Historic Burke County Courthouse
|Categories||History Museums / Heritage Sites Outdoor Attractions|
|Address||102 E Union St,
Morganton, NC 28655
Stepping into Burke County’s Historical courthouse is like stepping back in time. Originally constructed in 1837 it became the center of commerce and law of Morganton and much of western North Carolina. The state supreme court held trials here every August from 1847 to 1862 for the western part of the state. To this day it is one of only three places the State Supreme Court is allowed to hear cases (Raleigh and Edenton). In 1865 Stonewall Jackson Major General Stoneman occupied the courthouse and burned most of the records, saving the building because he admired the architecture.

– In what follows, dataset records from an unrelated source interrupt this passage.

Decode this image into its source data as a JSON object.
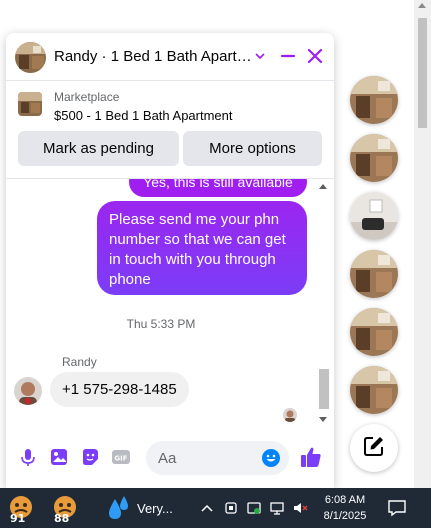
{
  "chat": {
    "title": "Randy · 1 Bed 1 Bath Apart…",
    "marketplace_label": "Marketplace",
    "listing": "$500 - 1 Bed 1 Bath Apartment",
    "mark_pending_label": "Mark as pending",
    "more_options_label": "More options"
  },
  "messages": {
    "prev_outgoing": "Yes, this is still available",
    "outgoing": "Please send me your phn number so that we can get in touch with you through phone",
    "timestamp": "Thu 5:33 PM",
    "sender_name": "Randy",
    "incoming": "+1 575-298-1485"
  },
  "composer": {
    "placeholder": "Aa"
  },
  "taskbar": {
    "badge_1": "91",
    "badge_2": "88",
    "weather_text": "Very...",
    "time": "6:08 AM",
    "date": "8/1/2025"
  },
  "colors": {
    "accent": "#a11ef0",
    "messenger_blue": "#0084ff",
    "taskbar": "#1f2a36"
  },
  "icons": [
    "chevron-down-icon",
    "minimize-icon",
    "close-icon",
    "mic-icon",
    "image-icon",
    "sticker-icon",
    "gif-icon",
    "emoji-icon",
    "like-icon",
    "compose-icon",
    "notification-icon"
  ]
}
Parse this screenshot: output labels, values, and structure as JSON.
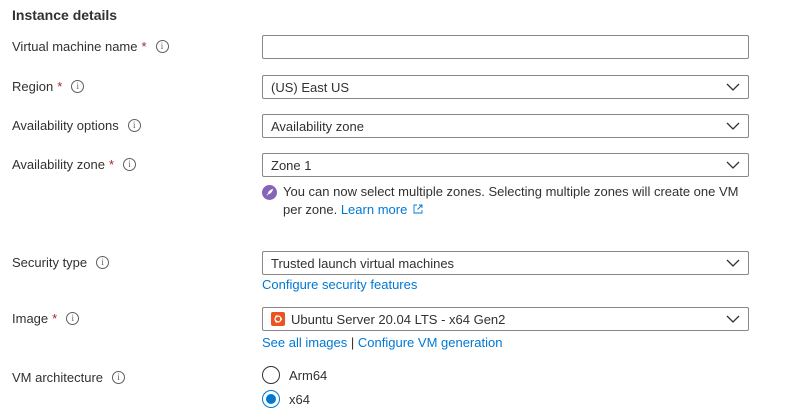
{
  "section": {
    "title": "Instance details"
  },
  "fields": {
    "vm_name": {
      "label": "Virtual machine name",
      "required": "*",
      "value": ""
    },
    "region": {
      "label": "Region",
      "required": "*",
      "value": "(US) East US"
    },
    "availability_options": {
      "label": "Availability options",
      "value": "Availability zone"
    },
    "availability_zone": {
      "label": "Availability zone",
      "required": "*",
      "value": "Zone 1",
      "note": "You can now select multiple zones. Selecting multiple zones will create one VM per zone.",
      "note_link": "Learn more"
    },
    "security_type": {
      "label": "Security type",
      "value": "Trusted launch virtual machines",
      "link": "Configure security features"
    },
    "image": {
      "label": "Image",
      "required": "*",
      "value": "Ubuntu Server 20.04 LTS - x64 Gen2",
      "link1": "See all images",
      "separator": "|",
      "link2": "Configure VM generation"
    },
    "vm_architecture": {
      "label": "VM architecture",
      "options": [
        {
          "label": "Arm64",
          "selected": false
        },
        {
          "label": "x64",
          "selected": true
        }
      ]
    }
  },
  "icons": {
    "info": "info-icon",
    "chevron": "chevron-down-icon",
    "rocket": "rocket-icon",
    "ubuntu": "ubuntu-icon",
    "external": "external-link-icon"
  },
  "colors": {
    "link": "#0078d4",
    "required": "#a4262c",
    "rocket_bg": "#8764b8",
    "ubuntu": "#e95420"
  }
}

It continued to serve as the county courthouse through 1976 until the new courthouse in Morganton was completed. An effort to preserve the historic courthouse started in 1978, just two years later, and in 1984 it opened back up to the public as a museum and testament to the history of law in Morganton. Visitors can see a statue of Senator Sam Ervin as well as his desk in the museum as permanent remembrances of one of our most notable townspeople as well as many Revolutionary War pieces. The courthouse is the oldest in Western North Carolina and is listed on the National Register of Historic Places.
Statue of Senator Sam Ervin who was the chairman of the Watergate Committee.